Recognition of desmoglein 3 by autoreactive T cells in pemphigus vulgaris patients and normals

Abstract

Pemphigus vulgaris (PV) is an autoimmune blistering disease of the skin and is caused by autoantibodies against desmoglein 3 (Dsg3) on epidermal keratinocytes. Because the production of autoantibodies is presumably T cell dependent, Dsg3-specific T cell reactivity was investigated in 14 PV patients and 12 healthy donors.
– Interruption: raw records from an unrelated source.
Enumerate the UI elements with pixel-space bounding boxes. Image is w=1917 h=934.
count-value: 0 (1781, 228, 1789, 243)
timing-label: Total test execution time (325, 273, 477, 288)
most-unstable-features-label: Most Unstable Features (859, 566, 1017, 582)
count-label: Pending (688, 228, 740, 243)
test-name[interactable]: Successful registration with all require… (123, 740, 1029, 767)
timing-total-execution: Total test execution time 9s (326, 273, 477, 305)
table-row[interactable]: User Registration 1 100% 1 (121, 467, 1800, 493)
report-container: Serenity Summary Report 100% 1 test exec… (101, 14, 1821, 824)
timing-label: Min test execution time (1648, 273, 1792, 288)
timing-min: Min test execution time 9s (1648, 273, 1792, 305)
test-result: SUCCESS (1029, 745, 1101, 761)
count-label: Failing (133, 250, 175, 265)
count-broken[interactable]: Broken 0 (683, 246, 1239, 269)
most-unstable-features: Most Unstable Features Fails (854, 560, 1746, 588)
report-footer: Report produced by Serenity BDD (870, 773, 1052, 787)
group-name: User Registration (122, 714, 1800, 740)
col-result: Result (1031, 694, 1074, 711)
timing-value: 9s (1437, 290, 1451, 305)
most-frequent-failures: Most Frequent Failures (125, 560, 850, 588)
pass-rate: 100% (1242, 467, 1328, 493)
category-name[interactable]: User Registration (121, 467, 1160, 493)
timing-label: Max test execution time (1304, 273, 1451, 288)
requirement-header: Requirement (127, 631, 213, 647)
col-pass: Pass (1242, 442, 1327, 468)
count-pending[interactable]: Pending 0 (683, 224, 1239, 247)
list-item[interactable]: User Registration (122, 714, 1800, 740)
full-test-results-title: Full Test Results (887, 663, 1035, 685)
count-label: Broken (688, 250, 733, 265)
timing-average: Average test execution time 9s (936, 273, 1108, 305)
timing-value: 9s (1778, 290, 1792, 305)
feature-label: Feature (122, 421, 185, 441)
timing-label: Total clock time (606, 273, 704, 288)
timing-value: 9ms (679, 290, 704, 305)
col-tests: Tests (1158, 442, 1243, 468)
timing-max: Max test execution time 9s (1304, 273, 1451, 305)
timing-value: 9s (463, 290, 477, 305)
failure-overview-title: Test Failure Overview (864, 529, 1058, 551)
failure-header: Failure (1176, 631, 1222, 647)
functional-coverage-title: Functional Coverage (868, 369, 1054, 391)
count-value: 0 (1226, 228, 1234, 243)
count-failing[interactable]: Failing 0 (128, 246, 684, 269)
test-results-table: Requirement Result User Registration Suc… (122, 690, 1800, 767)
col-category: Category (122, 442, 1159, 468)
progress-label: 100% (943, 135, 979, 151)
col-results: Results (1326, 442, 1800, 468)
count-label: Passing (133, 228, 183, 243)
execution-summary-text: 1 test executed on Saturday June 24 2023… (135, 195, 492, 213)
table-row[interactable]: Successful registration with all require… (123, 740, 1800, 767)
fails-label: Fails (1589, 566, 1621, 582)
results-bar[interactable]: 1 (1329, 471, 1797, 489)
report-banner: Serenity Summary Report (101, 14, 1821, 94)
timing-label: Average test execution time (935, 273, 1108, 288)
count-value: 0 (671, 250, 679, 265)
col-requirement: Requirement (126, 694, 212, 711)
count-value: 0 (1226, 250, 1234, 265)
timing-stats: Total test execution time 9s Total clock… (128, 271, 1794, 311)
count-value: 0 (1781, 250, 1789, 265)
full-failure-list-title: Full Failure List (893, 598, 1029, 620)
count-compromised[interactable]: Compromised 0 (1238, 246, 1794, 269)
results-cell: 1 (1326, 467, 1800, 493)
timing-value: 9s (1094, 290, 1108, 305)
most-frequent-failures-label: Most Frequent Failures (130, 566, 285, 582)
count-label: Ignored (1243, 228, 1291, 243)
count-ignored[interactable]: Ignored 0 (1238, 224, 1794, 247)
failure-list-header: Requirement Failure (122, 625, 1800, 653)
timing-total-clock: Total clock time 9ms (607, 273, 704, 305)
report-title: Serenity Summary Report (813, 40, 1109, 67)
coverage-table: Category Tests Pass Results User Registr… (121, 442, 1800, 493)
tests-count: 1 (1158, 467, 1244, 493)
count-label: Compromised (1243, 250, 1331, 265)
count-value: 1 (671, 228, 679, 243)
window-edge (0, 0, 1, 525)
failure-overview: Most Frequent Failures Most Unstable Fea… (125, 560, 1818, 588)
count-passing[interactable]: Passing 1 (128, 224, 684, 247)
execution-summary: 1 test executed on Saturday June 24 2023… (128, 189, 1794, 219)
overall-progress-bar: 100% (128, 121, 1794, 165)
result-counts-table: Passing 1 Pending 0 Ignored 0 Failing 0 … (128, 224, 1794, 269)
Peripheral blood mononuclear cells from seven PV patients with active disease showed a primary in vitro response to a recombinant protein containing the extracellular portion (EC1-5) of Dsg3, whereas two of seven PV patients in remission or under immunosuppressive treatment exhibited only secondary (2 degrees) or tertiary (3 degrees) T cell responses to Dsg3. T cell responses to Dsg3 were also observed in four of 12 healthy individuals upon 2 degrees or 3 degrees stimulation with Dsg3. Both PV patients and healthy responders were either positive for DRbeta1*0402 -- which is highly prevalent in PV -- or positive for DR11 alleles homologous to DRbeta1*0402. Two CD4+ Dsg3-specific T cell lines and 12 T cell clones from two PV patients and two CD4+ T cell lines and eight T cell clones from two normals were also stimulated by a Dsg3 protein devoid of the EC2-3 (deltaN1), suggesting that epitopes were located in the EC1, EC4, and/or EC5. Using Dsg3 peptides, one immunodominant peptide (residues 161-177) was also identified in the EC2. These observations demonstrate that T cell responses to Dsg3 can be detected in PV patients and in healthy donors carrying major histocompatibility class II alleles identical or similar to those highly prevalent in PV.